Last modified: 2012-12-30 20:59:03 UTC
Currently you load 200 files by default. A waste of resources of the user just wants to see the pages categorized. Why loading 200 thumbs without knowing what's the user's intention? Perhaps the user is interested in file 300 to 310 or in file 201. Better: Provide an AJAX-solution that loads contents on demand. Of course there must be a fall-back-system. ---- You don't have a feedback system. That's why I have to use Bugzilla. If I get the impression that you don't care about, I will stop it.
>You don't have a feedback system. That's why I have to use Bugzilla. If I get >the impression that you don't care about, I will stop it. We have a feedback system. Its named "bugzilla" :P Bugzilla is meant both for "bugs" and enhancement/feature requests, so this is the right place. However, bear in mind that there's lots of "requests", so unless you specifically get someone interested in fixing your issue or you provide a concrete reason for how lack of the feature is hurting users (which is hard for most enhancement requests given their nature), there is a good change the bug may sit here without anyone working on it for a long time.

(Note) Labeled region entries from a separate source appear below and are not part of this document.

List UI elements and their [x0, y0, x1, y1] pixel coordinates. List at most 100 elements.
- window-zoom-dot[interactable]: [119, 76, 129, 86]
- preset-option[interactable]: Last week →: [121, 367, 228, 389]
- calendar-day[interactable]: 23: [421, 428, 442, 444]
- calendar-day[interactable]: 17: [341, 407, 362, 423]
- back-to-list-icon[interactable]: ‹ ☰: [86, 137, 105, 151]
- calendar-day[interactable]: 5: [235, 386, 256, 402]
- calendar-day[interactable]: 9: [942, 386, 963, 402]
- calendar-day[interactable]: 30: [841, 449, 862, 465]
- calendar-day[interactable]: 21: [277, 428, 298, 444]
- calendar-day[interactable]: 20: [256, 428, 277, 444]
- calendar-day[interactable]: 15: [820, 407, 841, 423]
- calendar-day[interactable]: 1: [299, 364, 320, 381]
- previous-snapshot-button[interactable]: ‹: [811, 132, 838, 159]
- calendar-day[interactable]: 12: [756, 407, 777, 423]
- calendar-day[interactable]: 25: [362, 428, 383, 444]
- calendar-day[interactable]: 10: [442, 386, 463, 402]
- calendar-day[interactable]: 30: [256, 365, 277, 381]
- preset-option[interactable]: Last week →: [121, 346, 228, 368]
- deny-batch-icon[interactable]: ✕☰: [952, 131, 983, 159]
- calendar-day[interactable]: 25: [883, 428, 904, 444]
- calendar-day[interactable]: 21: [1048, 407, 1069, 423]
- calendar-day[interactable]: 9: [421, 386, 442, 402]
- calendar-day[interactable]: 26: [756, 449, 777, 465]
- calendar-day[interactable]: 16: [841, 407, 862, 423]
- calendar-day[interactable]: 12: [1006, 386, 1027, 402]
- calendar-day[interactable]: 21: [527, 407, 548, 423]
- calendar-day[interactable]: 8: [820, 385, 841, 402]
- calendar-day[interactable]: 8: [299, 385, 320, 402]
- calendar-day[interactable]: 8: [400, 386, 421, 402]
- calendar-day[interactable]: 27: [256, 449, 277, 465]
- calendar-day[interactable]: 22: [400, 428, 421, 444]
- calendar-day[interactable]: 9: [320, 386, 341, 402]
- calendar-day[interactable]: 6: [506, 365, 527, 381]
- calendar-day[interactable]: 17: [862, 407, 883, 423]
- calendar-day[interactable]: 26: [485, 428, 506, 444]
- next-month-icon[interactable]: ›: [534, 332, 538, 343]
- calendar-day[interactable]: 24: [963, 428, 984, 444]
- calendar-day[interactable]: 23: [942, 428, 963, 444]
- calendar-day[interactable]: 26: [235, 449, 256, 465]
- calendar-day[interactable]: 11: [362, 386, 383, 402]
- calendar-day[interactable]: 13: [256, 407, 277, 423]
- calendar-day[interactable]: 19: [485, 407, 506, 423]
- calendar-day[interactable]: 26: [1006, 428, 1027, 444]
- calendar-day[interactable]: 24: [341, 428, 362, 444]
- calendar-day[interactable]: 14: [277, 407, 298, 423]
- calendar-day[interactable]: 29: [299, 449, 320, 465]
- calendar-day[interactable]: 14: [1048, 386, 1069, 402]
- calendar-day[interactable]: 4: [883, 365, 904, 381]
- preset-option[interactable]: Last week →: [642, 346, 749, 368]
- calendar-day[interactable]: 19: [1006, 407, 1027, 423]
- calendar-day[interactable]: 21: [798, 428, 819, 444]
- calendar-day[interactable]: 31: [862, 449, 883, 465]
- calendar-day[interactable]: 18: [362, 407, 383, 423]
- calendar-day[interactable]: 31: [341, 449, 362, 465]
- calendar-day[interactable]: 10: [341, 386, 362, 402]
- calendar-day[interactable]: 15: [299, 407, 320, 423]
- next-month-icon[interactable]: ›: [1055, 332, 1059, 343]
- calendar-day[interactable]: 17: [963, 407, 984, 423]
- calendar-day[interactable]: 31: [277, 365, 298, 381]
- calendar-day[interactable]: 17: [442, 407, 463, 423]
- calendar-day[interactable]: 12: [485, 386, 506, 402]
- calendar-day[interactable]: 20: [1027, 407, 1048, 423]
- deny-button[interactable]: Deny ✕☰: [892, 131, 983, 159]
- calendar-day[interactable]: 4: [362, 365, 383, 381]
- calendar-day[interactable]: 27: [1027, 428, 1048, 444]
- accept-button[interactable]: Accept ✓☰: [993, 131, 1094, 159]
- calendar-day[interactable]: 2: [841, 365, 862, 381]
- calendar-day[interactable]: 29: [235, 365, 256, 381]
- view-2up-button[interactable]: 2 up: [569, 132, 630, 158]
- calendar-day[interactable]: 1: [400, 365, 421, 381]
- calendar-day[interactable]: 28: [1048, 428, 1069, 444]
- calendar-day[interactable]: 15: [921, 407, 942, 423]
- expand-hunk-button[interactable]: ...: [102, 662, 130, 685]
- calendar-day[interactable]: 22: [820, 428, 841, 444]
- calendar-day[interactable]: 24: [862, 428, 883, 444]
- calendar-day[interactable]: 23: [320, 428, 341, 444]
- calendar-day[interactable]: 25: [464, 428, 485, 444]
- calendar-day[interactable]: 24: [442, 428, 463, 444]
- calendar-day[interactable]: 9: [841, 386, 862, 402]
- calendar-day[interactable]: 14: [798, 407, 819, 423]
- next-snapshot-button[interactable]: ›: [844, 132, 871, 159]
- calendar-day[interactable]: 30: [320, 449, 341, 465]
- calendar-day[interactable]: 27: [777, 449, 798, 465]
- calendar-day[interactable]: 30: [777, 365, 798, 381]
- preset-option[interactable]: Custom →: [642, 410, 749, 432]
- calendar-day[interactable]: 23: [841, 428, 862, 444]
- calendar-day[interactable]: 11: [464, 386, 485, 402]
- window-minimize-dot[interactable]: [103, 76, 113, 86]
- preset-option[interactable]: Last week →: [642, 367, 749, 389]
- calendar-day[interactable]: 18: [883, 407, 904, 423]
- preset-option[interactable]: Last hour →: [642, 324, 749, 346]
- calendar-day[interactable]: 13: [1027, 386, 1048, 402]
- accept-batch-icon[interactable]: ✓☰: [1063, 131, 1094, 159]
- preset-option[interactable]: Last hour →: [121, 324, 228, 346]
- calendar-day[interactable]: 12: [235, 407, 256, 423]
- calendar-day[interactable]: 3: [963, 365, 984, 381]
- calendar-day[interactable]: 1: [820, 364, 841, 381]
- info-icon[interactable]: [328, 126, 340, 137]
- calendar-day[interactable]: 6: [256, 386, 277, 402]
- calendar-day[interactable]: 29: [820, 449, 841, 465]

It's not a problem that if this is not processed for a long time. It's just important that it is tracked, so if other people are the same opinion or you run the next usability initiative, it may picked up.
Ah, its always cool to see bugs I've commented on, but don't remember commenting on. Even with ajax magic, one would still want to preload some stuff so that the initial page view has content. But I suppose if paging was quick (with the ajax) one might not load all 200 entries at the initial get go.